Swing, a South Korean electric scooter and micromobility startup, announced today it has raised $24 million in a Series B round to spur its growth and expansion to Japan.
The funding was led by White Star Capital, which also invested in Berlin-based Tier Mobility, and included existing backer Hashed, among others. With the fresh capital, Swing has raised a total of approximately $33 million (40 billion KRW) since its inception in 2019.
Founder and chief executive officer of Swing San Kim told TechCrunch that the startup will use the proceeds to increase its fleet of micromobility and further penetrate the Japanese market. In 2022, Swing plans to deploy 100,000 e-scooters, e-bikes and e-mopeds that will have a swappable battery that’s interchangeable with each other and install 200 charging stations for its own usage and others as options. Swing currently operates a fleet of 35,000 electric vehicles, including e-scooters and e-mopeds.
Apart from its Swing app, the shared micromobility startup recently launched a new app called Dayrider that enables delivery riders to rent e-mopeds or e-scooters for just one or two days without the hassle of charging.
The city of Seoul announced in September that it will add 62,000 electric motorcycles, including e-mopeds, and install 200,000 additional electric charging stations by 2025 in an effort to reduce greenhouse gas emissions. Seoul also said it would replace 100% of the 35,000 motorcycles used for delivery services with electric motors.
Swing aims to take the market. According to the company, there is no suitable e-moped model that can meet the required demand in South Korea, no supply chain that can sell, repair or resell and no charging stations that offer services to potential e-mopeds users.
When it comes to operations, Swing has taken a franchise model. Chief operating officer of Swing Jason Shin said Swing, with the franchise model, could expand its fleets faster with smaller capital than its peers. Swing sells its branded fleets to franchisees. Then the franchisees charge and maintain the e-scooters using Swing’s proprietary software. Swing currently has more than 50 franchise partners, Kim said.
“No one doubted the market potential. The problem was who will win the competition. Rather than pouring investors’ money on the ground, our strategy was to build a strong internal operation team to make sure each scooter makes a positive return, which has worked,” said Shin.
Although Swing has generated net profits since its second year of operations, it could not meet its aimed numbers as expected, Kim said. He added that the ridership of new users has dropped in the wake of last year’s tightened regulation on e-scooters.
South Korea’s revised rules on e-scooter have hurt e-scooter companies in the country. Under the amended Road Traffic Act, which came into effect in May 2021, e-scooter riders must be 16 years of age or over, have a valid driver’s license and wear a helmet. If the users fail to follow the new regulations, they will be imposed a fine. The e-scooter users also must use bike paths and park the e-scooters away from people and cars. In July, the city of Seoul announced it would tow illegally parked e-scooters and charge a penalty.

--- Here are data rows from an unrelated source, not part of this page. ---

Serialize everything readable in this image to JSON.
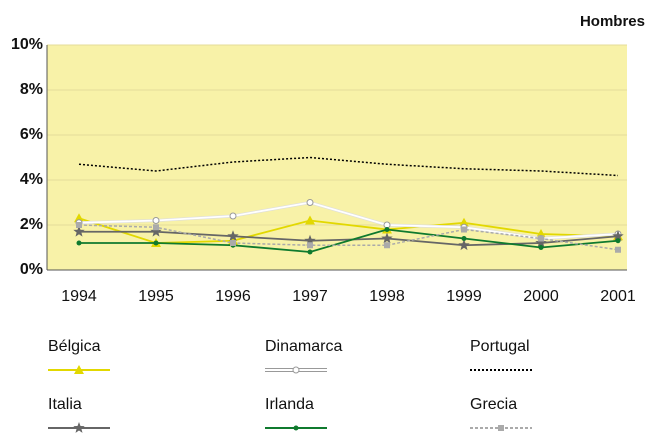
{
  "chart_data": {
    "type": "line",
    "title": "Hombres",
    "categories": [
      "1994",
      "1995",
      "1996",
      "1997",
      "1998",
      "1999",
      "2000",
      "2001"
    ],
    "ylim": [
      0,
      10
    ],
    "yticks": [
      {
        "value": 0,
        "label": "0%"
      },
      {
        "value": 2,
        "label": "2%"
      },
      {
        "value": 4,
        "label": "4%"
      },
      {
        "value": 6,
        "label": "6%"
      },
      {
        "value": 8,
        "label": "8%"
      },
      {
        "value": 10,
        "label": "10%"
      }
    ],
    "grid": true,
    "series": [
      {
        "name": "Bélgica",
        "color": "#e2d800",
        "marker": "triangle",
        "dash": "solid",
        "values": [
          2.3,
          1.2,
          1.3,
          2.2,
          1.8,
          2.1,
          1.6,
          1.5
        ]
      },
      {
        "name": "Dinamarca",
        "color": "#ffffff",
        "marker": "circle",
        "dash": "solid",
        "values": [
          2.1,
          2.2,
          2.4,
          3.0,
          2.0,
          1.9,
          1.4,
          1.6
        ]
      },
      {
        "name": "Portugal",
        "color": "#000000",
        "marker": "none",
        "dash": "dotted",
        "values": [
          4.7,
          4.4,
          4.8,
          5.0,
          4.7,
          4.5,
          4.4,
          4.2
        ]
      },
      {
        "name": "Italia",
        "color": "#666666",
        "marker": "star",
        "dash": "solid",
        "values": [
          1.7,
          1.7,
          1.5,
          1.3,
          1.4,
          1.1,
          1.2,
          1.5
        ]
      },
      {
        "name": "Irlanda",
        "color": "#0f7a2e",
        "marker": "dot",
        "dash": "solid",
        "values": [
          1.2,
          1.2,
          1.1,
          0.8,
          1.8,
          1.4,
          1.0,
          1.3
        ]
      },
      {
        "name": "Grecia",
        "color": "#aaaaaa",
        "marker": "square",
        "dash": "dashed",
        "values": [
          2.0,
          1.9,
          1.2,
          1.1,
          1.1,
          1.8,
          1.4,
          0.9
        ]
      }
    ]
  }
}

More than 20 e-scooter rental companies are currently operating in South Korea, where there is no limit on the number of fleets or companies that can run the business in the sector. Industry sources told TechCrunch that consolidation started in the e-scooter industry last year. Berlin-based e-scooter platform Wind Mobility, which entered the South Korean market two years ago, shut down its operation in Seoul last October.
Expansion to Japan
Last year, the startup set up a subsidiary in Japan, aiming to launch its service in Tokyo in the first half of 2022.
Kim said customers and cities in Japan are optimal for e-scooters, with its high smartphone penetration rate, e-bike usage and huge demand for the last-mile trip due to the distance between stations.
“Last year, the Japanese government opened the door to legally start e-scooter sharing through proof of concept. As a Seoul-based startup, Swing can lead the micromobility adoption in Japan through our operational excellence and accumulated data in a very similar environment,” Kim said.
“We are at an exciting point of time with e-scooters in the Japanese market, where the government is conducting proof-of-concept projects to fine-tune its guidelines and regulations ahead of a proper launch. This exciting partnership between White Star Capital and Swing will be extremely beneficial for Japanese stakeholders who would have access to Swing’s technological capabilities as well as operational knowledge they have built over the years in Korea. Last-mile logistics remains a challenge in Japan, and we look forward to helping Swing address these issues and to bring a better mobility experience for users, riders, businesses and the public sector counterpart,” said Shun Nagao, venture partner of White Star Capital said.
“Mobility has been a big focus for us as we’ve been fortunate to partner with leading companies such as Tier Mobility and Finn Auto in Europe. Robust guidelines and regulations developed in close partnership with leading companies set the stage for Europe to embrace tech-native mobility and its positive environmental impact. We see South Korea and Japan closely following this trend and anticipate micromobility to reach a critical inflection point in the next few years,” said Eddie Lee, partner of White Star Capital. “White Star Capital will be working very closely with San and his team to support Swing’s ambitious vision to become a global company through entering Japan and growing its logistics capabilities with the new Dayrider business.”
Swing has more than 100 employees in South Korea and four people in Japan.